Manual
Authentication (client API)
SDK key and project headers for the MotiSig AI client HTTP API.
The client API (SDK surface) expects:
| Header | Required | Description |
|---|---|---|
X-API-Key | Yes | SDK key from Settings → API Keys (kind SDK). |
X-Project-ID | Yes | Project id from the MotiSig dashboard. |
Do not use Authorization: Bearer … for this surface unless your integration explicitly targets a different MotiSig API product that documents Bearer auth.

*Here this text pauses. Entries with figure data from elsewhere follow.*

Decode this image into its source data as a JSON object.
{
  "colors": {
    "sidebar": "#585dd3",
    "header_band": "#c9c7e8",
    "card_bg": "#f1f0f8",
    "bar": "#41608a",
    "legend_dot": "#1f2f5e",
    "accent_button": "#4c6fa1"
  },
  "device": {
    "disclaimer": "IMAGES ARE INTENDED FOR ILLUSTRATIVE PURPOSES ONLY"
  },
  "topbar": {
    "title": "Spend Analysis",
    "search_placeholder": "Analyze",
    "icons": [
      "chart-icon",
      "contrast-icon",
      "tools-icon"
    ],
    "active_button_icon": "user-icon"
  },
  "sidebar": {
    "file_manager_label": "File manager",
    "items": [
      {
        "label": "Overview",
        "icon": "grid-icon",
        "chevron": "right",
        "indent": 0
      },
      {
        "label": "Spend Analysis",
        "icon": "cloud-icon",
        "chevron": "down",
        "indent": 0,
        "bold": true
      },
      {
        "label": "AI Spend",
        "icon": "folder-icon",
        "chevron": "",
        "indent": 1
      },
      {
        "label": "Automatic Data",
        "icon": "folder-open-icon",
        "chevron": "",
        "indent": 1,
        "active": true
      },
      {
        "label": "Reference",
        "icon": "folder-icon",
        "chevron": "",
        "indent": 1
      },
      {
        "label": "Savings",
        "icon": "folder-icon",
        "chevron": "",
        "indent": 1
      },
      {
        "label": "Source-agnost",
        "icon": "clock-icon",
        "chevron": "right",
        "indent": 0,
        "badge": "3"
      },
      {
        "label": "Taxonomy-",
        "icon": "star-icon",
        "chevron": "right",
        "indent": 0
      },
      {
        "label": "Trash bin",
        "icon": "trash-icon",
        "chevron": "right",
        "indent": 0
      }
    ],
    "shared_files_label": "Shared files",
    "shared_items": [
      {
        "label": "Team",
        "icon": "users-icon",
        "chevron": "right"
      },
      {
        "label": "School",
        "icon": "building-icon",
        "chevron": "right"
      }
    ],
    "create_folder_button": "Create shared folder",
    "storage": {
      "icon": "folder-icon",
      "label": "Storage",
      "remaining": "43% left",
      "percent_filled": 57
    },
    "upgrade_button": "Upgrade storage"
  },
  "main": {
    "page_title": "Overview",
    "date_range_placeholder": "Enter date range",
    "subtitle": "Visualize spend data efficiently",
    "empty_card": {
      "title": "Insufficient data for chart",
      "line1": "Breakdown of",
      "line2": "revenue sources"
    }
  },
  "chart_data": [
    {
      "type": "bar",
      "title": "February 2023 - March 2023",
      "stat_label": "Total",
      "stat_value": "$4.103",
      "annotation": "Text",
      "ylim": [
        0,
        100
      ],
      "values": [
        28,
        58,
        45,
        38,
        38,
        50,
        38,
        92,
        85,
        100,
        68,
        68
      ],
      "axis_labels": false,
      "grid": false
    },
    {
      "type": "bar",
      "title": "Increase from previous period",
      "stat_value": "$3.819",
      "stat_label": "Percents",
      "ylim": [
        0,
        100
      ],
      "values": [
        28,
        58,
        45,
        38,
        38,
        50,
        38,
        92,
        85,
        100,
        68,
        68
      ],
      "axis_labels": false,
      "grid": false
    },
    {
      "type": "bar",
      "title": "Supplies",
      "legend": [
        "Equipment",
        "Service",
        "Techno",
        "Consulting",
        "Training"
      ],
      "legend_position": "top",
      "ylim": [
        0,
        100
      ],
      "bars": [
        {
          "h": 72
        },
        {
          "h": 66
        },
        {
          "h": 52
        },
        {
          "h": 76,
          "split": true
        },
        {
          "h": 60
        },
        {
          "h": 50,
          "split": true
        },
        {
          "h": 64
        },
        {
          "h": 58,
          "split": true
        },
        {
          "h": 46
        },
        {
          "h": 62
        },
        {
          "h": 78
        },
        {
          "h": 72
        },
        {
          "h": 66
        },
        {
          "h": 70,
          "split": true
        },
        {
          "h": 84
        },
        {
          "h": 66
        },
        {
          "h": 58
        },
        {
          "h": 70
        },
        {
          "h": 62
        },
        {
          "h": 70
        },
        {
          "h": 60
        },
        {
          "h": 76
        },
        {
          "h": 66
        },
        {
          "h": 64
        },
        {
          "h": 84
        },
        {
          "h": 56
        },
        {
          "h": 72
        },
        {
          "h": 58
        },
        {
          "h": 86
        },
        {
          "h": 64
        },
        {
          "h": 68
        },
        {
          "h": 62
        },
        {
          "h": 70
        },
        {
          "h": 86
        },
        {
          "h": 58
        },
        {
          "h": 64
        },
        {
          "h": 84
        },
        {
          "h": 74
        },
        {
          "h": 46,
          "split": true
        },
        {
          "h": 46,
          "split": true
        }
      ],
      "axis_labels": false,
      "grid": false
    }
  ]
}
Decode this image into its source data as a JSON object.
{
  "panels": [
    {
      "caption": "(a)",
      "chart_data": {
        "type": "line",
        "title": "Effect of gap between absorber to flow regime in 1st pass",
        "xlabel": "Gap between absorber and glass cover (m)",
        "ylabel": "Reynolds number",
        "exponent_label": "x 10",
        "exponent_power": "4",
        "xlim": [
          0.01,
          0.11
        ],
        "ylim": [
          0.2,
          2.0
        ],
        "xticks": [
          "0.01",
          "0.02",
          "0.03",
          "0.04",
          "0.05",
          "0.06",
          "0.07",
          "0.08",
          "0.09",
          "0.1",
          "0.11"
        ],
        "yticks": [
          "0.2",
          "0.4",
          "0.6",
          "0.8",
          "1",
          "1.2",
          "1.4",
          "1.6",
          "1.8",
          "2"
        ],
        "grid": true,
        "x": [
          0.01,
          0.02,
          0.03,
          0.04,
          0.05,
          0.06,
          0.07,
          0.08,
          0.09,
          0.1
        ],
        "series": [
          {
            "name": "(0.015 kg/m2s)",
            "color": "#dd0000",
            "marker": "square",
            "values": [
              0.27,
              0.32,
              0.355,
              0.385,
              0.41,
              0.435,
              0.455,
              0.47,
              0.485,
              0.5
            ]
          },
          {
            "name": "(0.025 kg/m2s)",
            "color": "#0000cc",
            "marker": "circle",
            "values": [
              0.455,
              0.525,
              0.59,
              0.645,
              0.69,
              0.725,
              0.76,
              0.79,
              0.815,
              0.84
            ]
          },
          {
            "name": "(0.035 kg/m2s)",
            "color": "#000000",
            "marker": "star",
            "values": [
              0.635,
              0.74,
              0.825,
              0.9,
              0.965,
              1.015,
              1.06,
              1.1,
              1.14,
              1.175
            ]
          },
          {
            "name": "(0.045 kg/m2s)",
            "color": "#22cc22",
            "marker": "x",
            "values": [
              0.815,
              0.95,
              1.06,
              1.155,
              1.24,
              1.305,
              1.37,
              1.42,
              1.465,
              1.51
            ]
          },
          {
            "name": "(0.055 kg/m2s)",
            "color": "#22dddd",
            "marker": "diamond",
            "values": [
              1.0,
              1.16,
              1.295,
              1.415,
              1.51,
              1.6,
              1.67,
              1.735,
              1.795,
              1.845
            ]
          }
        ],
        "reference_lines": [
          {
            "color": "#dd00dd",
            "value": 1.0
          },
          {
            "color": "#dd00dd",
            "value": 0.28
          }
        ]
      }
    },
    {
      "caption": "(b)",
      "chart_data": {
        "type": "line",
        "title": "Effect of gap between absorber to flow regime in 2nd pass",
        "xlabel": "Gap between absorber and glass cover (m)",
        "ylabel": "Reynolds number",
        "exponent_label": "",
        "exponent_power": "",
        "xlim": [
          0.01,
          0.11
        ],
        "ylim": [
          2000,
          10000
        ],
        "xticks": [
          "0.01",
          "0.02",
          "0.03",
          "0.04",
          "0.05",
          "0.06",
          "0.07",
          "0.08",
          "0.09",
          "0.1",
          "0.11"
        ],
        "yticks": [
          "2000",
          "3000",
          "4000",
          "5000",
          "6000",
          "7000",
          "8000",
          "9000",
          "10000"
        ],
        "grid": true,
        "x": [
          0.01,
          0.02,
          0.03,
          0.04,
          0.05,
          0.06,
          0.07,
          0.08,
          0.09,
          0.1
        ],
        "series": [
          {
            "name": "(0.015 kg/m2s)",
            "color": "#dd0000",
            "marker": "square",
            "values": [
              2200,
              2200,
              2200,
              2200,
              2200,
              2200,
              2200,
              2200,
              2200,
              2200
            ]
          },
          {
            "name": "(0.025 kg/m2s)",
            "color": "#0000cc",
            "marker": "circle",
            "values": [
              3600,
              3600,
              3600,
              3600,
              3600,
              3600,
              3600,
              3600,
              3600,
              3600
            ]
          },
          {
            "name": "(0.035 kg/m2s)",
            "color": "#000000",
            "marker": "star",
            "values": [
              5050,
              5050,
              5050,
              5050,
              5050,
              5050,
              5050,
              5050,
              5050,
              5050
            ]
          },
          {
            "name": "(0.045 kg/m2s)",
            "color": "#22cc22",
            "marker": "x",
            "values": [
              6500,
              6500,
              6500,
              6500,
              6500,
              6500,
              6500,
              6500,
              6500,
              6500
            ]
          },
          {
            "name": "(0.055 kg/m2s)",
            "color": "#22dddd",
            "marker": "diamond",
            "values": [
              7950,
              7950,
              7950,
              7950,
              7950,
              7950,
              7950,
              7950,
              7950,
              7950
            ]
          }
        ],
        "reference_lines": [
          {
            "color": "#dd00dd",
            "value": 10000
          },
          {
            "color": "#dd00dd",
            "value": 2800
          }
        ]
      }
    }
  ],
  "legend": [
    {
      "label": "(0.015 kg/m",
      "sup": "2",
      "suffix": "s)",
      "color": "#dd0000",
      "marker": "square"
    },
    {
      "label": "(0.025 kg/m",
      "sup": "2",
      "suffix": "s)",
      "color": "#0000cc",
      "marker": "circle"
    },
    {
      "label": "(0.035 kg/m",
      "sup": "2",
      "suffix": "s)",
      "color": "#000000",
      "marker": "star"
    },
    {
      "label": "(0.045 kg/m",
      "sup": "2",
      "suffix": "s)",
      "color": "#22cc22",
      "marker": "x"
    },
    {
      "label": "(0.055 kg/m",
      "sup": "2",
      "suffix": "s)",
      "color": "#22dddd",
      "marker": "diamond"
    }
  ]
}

Browser requests (web SDK)
When the Client API receives a request that looks browser-originated (for example it includes an Origin, Sec-Fetch-*, or Referer header), MotiSig also checks that origin against the project's allowed web domains list configured in the dashboard.
- Web SDK / browser: the page origin must be on the allowlist. Until at least one domain is saved, browser calls return 403.
- Native mobile (iOS, Android, Expo): no browser origin headers — domain allowlist is not enforced.
- Server-side scripts: requests without browser headers skip the origin check (SDK key validation still applies).
Configure origins under Settings → API Keys → SDK → Allowed web domains. See Allowed web domains for format and limits.
Exact routes and schemas are in the OpenAPI document and interactive docs.